Ruhe als positive Begleiterscheinung
Auch nach der aus Berner Sicht enttäuschenden Saison 2021/22, in der lediglich der 3. Platz herausschaute, kam keine Unruhe auf. Ruhe ist für Spycher allerdings keine Voraussetzung, um erfolgreich zu sein. Das wichtigste Kriterium ist für ihn qualitativ gute Arbeit, dass alle Positionen mit den richtigen Leuten besetzt sind. «Dann ist ein ruhiges Umfeld eine positive Begleiterscheinung.»
Dass bei den Bernern gut gearbeitet wird, ist offensichtlich, das Scouting funktioniert. In den letzten fünf Saisons wurde stets ein Spieler der Young Boys Torschützenkönig der Super League, dreimal war es Jean-Pierre Nsamé, der 2017 von Servette geholt wurde. Chapuisat weiss aus eigener Erfahrung, worauf es bei einem Stürmer ankommt. Er war als Spieler ein Schlitzohr im positiven Sinn.
«Wir müssen besser sein als vergangene Saison»
Ein weiteres Plus ist die Kontinuität. Spycher war bei Eintracht Frankfurt im Gespräch, hätte Manager der Schweizer Nationalmannschaft werden können, doch er zog es vor, bei den Bernern zu bleiben. Er ist allerdings froh, nicht mehr Sportchef zu sein. «Die vor einem Jahr vorgenommene Strukturanpassung war dem Stress in der Transferzeit geschuldet, wir brauchten mehr Manpower», begründet Spycher.

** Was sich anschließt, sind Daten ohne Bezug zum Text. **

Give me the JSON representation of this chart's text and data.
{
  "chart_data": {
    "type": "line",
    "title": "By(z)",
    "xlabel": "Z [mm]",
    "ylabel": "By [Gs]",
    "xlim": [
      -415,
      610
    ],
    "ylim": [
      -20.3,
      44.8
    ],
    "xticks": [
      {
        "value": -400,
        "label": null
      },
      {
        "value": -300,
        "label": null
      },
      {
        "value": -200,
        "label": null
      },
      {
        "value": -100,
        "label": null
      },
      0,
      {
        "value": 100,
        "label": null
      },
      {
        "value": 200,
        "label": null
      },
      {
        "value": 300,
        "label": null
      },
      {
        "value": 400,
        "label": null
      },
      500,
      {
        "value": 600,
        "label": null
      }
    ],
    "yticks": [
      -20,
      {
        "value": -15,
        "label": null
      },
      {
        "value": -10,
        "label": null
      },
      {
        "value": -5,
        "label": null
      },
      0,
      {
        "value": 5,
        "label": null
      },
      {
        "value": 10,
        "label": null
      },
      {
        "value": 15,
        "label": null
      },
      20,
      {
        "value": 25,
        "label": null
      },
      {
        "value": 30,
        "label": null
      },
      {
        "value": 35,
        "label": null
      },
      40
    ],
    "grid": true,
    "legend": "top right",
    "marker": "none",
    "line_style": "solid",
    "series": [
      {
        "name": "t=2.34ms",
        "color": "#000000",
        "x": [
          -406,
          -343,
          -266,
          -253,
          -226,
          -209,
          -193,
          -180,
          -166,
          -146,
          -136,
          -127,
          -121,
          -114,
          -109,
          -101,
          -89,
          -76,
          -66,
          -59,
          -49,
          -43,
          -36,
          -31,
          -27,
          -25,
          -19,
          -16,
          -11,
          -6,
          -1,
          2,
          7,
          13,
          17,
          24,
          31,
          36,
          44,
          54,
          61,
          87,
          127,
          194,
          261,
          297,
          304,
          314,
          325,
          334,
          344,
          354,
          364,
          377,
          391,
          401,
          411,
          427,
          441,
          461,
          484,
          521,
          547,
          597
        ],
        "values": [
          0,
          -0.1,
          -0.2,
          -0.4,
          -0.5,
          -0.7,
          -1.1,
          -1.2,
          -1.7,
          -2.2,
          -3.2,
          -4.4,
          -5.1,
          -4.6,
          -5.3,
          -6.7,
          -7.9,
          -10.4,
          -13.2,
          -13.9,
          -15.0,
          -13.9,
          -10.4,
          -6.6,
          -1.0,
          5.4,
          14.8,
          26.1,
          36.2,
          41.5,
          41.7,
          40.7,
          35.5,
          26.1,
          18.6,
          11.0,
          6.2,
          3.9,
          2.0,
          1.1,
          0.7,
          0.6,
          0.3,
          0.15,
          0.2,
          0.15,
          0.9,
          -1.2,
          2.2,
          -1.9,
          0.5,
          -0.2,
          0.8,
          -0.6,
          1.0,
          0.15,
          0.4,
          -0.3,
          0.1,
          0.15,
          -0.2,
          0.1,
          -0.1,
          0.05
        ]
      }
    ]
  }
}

Zwar habe ihm das Amt als Sportchef sehr viel Spass gemacht, die Dynamik sei jedoch extrem gewesen, sodass es ihm vielleicht eines Tages den Deckel gelupft und er den Bettel hingeschmissen hätte. «Das kann es nicht sein.» Spychers Vertrag läuft noch bis am 30. Juni 2025. Er dürfte den Bernern jedoch darüber hinaus erhalten bleiben. Sein Ziel ist es, «kurz- bis mittelfristig jüngere Leute in die Management-Ebene zu integrieren, damit die Geschichte von YB personenunabhängig erfolgreich weitergeht».
Zur bevorstehenden Meisterschaft sagt Spycher: «Im Fussball kann es schnell gehen. Wir müssen besser sein als vergangene Saison, wenn wir die Titel verteidigen wollen.» Chapuisat ergänzt: «Wir wissen, dass es nicht mehr reicht, wenn wir etwas nachlassen. Um Erfolg zu haben, muss man immer am Limit sein.»